Ein Dauerthema bleibt auch das Thema Fachkräftemangel. Es betrifft Logistik-Start-ups wie jede andere Technologiebranche. In der oftmals aufgeheizten Debatte fehlt neben Aufnahmekapazitäten auch ein gewisser Pragmatismus. Es bedarf weiterhin zu viel Zeit und zu vieler Behördengänge, um als ausländische Fachkraft in jungen Unternehmen zu starten. So verwundert es nicht, dass wir im europäischen Vergleich selbst bei Ukrainerinnen und Ukrainern, welche einen Sonderstatus genießen, eine der niedrigsten Erwerbsquoten aufweisen. Das ist ein Verlust an Talent.

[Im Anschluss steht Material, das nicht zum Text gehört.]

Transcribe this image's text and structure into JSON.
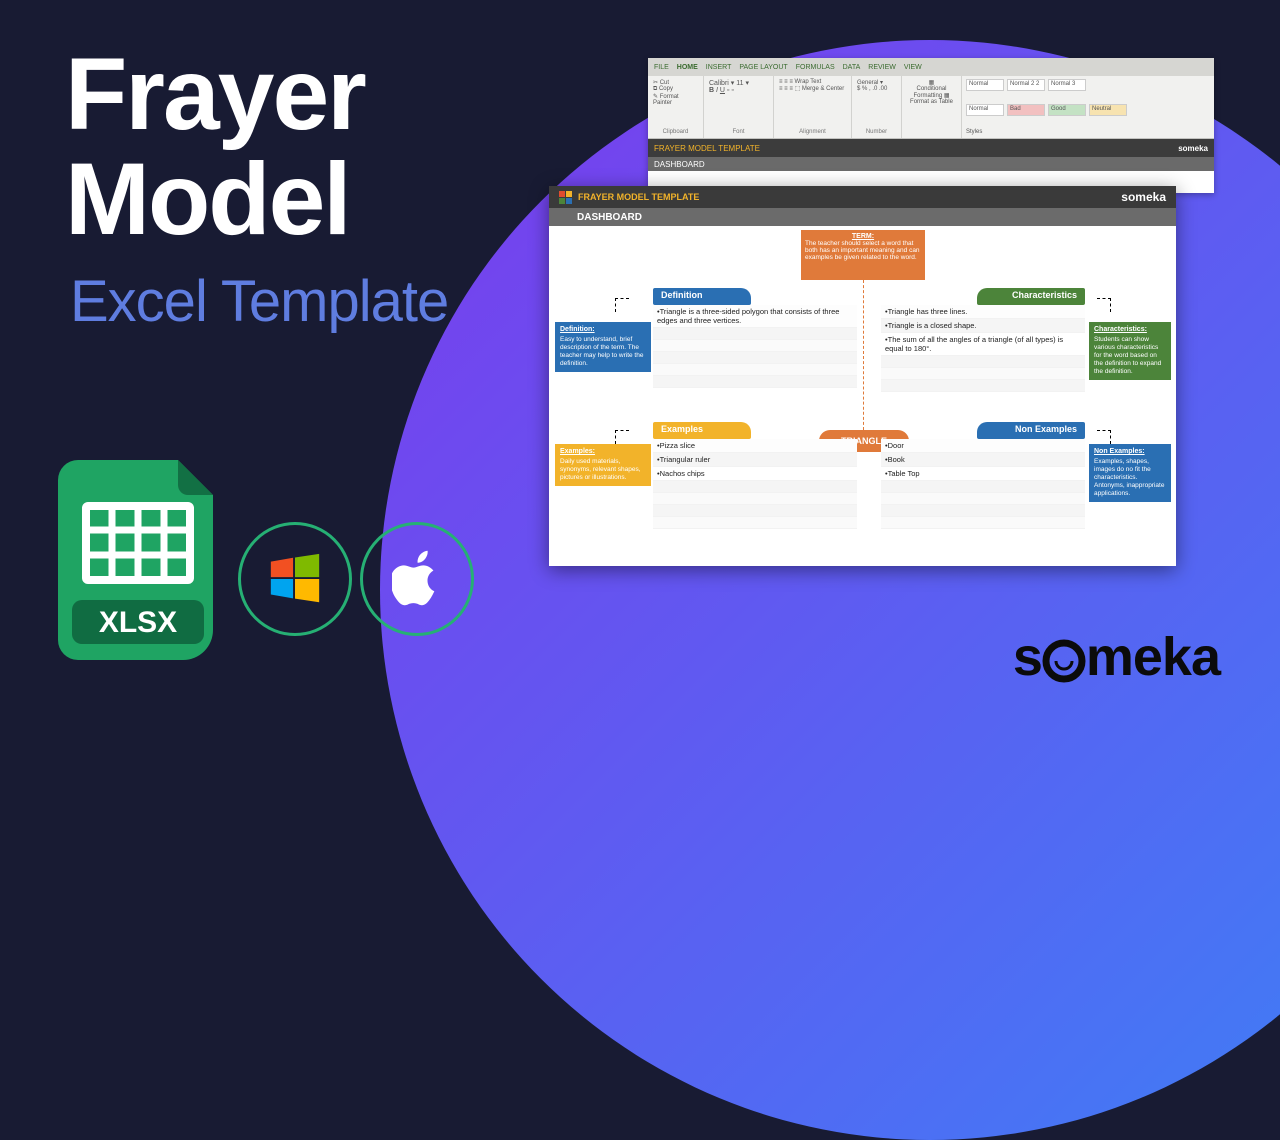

Wir benötigen keinen erneuten Hype für Logistik-Start-ups, sondern gründerfreundliche Bedingungen. Die Bedeutung von Technologie-Unternehmen wird entlang unserer Herausforderungen der ökologischen Nachhaltigkeit in der Logistik ohnehin zunehmen. Wir können jedoch in diesen Jahren entscheiden, ob wir die Voraussetzungen schaffen möchten, dass sie zukünftig auch wieder verstärkt aus Deutschland stammen.